Last week, DOE released a report titled Reducing Wind Curtailment through Transmission Expansion in a Wind Vision Future.  This report follows up on a 2015 DOE Wind Vision study, which looked at the potential benefits of a scenario in which wind power provided more than a third of U.S. electricity consumption in 2050.  Last week’s report examined the feasibility of developing significantly more wind generation in the western U.S., emphasizing the impediments transmission constraints pose to such development.

Wind power currently makes up approximately 4.7% of total U.S. electricity production.  While technological advances have reduced the costs of deploying variable renewable resources (e.g., wind and solar), these resources still pose operational challenges for the grid because their generation is weather dependent.  As the DOE report explains, grid operators sometimes are unable to accommodate all of the available variable renewable generation because of transmission congestion or the inability to reduce output from other resources.  In such circumstances, variable renewable resources must be curtailed, even though they could provide additional generation at near-zero marginal cost.  Currently, curtailment of variable renewable energy is about 15.5%, but if there were no transmission constraints, curtailment would be just 0.5%.

In contrast to previous research, which used simplified models of system operations and transmission networks, DOE’s new report focuses on curtailment and ways to minimize it.  The report analyzes three transmission buildout scenarios: one with a small amount of additional transmission, one with a greater amount of new transmission, and one that also adds a hypothetical 3,000 MW line from high wind areas in the Rocky Mountains to highly populated areas in southern California.  The report concludes that a small amount of additional transmission would cut curtailment to about 7.8%, but that there are diminishing returns thereafter.  A line from the Rocky Mountains to southern California would further reduce congestion by 1.8%, although the report does not consider the costs of such a project or provide a cost-benefit analysis.

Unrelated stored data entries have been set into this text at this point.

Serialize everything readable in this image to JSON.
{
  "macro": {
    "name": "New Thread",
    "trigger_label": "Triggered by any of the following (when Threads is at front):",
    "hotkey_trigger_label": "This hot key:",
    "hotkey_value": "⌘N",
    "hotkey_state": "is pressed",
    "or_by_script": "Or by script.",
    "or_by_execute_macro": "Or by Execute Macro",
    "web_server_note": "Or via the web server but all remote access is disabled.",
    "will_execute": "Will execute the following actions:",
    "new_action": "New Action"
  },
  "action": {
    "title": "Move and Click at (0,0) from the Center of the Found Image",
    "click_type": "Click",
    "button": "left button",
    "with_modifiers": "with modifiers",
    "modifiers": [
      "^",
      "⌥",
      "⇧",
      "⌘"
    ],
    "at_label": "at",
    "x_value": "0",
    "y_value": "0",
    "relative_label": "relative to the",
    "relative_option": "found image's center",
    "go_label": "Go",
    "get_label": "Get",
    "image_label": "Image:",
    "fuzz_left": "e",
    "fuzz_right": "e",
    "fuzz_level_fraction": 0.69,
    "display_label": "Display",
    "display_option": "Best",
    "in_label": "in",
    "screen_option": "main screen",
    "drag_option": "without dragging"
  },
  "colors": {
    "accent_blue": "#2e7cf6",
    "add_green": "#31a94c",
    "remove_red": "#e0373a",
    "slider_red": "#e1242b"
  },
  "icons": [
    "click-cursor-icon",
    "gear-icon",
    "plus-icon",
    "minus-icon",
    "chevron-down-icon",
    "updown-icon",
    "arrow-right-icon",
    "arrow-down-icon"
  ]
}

Ultimately, DOE’s analysis suggests that the power system in the Western U.S. can operate with more than 35% of power coming from wind and 12% from solar, but that high levels of transmission‑induced curtailments will make this difficult.  The solution addressed by DOE is the construction of new transmission facilities.  As the report states, even moderate amounts of additional transmission could reduce wind curtailment by half.  (By contrast, the retirement of coal generation is expected to have only a minimal impact on variable renewable resource curtailment.)